Im Juni 2017 wurde der Pflegeregress abgeschafft. Das bedeutet, dass ab 1. Jänner 2018 nicht mehr auf das Vermögen von Personen, die stationär in Pflege sind, zugegriffen werden kann.
Das gilt ebenso für den Besitz von Angehörigen, Erbinnen und Erben sowie Geschenknehmerinnen und Geschenknehmern. Die Regelung gilt für jegliches Vermögen, etwa Immobilien, Bargeld, Sparbücher und Wohnungseigentum.
8.
Wer hat Anspruch auf Pflegegeld? Wie wird das Pflegegeld bemessen? Kann man als Angehöriger die Arbeit unterbrechen? Bleibt man versichert, wenn die Arbeit reduziert wird? Welche Pflegeangebote gibt es in Salzburg? Wie ist die Pflege in einem Seniorenheim finanzierbar? Was ist, wenn das Einkommen nicht reicht?
Personen, die ihren Lebensunterhalt oder den ihrer Angehörigen nicht selbst oder durch Leistungen Dritter bestreiten können, erhalten Bedarfsorientierte Mindestsicherung. Bei Alleinstehenden sind das 844,46 Euro netto pro Monat. Bei Paaren 1266,70 Euro netto pro Monat. Es gibt in diesen beiden Fällen keinen 13. oder 14. Bezug. Minderjährigen Kindern stehen allerdings 14 Mal jährlich 177,34 Euro netto pro Monat zu. 25 Prozent davon werden für Wohnkosten gewährt. Sind die tatsächlichen Wohnkosten höher, kann eine ergänzende Wohnbedarfshilfe beantragt werden.

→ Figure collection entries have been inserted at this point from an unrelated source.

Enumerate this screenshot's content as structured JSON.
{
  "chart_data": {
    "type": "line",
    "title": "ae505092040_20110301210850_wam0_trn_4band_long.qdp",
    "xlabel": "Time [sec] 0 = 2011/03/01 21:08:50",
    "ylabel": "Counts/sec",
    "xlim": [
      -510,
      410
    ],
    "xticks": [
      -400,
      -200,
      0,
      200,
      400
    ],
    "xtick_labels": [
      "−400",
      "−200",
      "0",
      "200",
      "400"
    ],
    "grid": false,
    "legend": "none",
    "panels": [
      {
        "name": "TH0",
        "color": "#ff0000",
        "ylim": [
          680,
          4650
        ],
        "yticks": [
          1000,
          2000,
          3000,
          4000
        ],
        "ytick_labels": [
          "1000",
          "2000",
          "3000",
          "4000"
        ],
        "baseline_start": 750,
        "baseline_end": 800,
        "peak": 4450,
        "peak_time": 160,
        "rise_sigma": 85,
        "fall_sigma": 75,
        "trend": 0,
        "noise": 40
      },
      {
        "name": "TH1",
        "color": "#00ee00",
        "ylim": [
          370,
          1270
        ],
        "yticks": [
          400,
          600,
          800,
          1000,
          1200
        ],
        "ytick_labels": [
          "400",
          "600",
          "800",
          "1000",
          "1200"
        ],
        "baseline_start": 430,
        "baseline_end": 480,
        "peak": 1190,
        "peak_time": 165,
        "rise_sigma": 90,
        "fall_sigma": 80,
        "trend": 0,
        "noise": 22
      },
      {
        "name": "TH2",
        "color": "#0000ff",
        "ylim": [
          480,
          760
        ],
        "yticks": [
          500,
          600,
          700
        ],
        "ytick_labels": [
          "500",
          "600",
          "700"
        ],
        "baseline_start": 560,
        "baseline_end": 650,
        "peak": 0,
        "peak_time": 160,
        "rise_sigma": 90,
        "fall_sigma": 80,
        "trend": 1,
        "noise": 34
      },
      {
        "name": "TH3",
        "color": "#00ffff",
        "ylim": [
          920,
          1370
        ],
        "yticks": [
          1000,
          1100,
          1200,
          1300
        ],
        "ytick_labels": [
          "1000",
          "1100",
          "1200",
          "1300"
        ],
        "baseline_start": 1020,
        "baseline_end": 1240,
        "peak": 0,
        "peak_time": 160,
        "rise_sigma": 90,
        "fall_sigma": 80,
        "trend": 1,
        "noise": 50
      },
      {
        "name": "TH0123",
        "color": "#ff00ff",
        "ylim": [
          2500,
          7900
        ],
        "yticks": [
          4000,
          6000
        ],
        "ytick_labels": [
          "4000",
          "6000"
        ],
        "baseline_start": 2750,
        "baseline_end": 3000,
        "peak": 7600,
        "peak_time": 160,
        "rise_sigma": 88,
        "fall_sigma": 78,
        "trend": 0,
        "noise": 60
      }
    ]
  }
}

Als Einkommen werden etwa Pensionen, Arbeitslosengeld oder Notstandshilfe angerechnet. Das Vermögen darf 4222,30 Euro nicht übersteigen. Anspruch besteht auch dann, wenn man erwerbstätig ist. Muss etwa wegen der Pflege naher Angehöriger die Arbeit reduziert werden und ist der Lebensunterhalt nicht mehr gesichert, kann man Leistungen der Bedarfsorientierten Mindestsicherung beziehen.
9.
Das Pflegegeld wird für die pflegebedürftige Person selbst nicht als Einkommen auf die Leistungen der Bedarfsorientierten Mindestsicherung angerechnet. Anders ist es bei pflegenden Angehörigen: Arbeitsfähige Personen müssen grundsätzlich ihre Arbeitskraft einsetzen. Eine Ausnahme gibt es in der Mindestsicherung für pflegende Angehörige von Pflegegeldbezieherinnen und Pflegegeldbeziehern ab Pflegegeldstufe 3. Aber: Das Pflegegeld wird der pflegenden Person in diesem Fall als Einkommen angerechnet, wenn keine anderen pflegebedingten Mehraufwendungen (etwa Kosten für ergänzende Leistungen der Hauskrankenpflege) geltend gemacht werden.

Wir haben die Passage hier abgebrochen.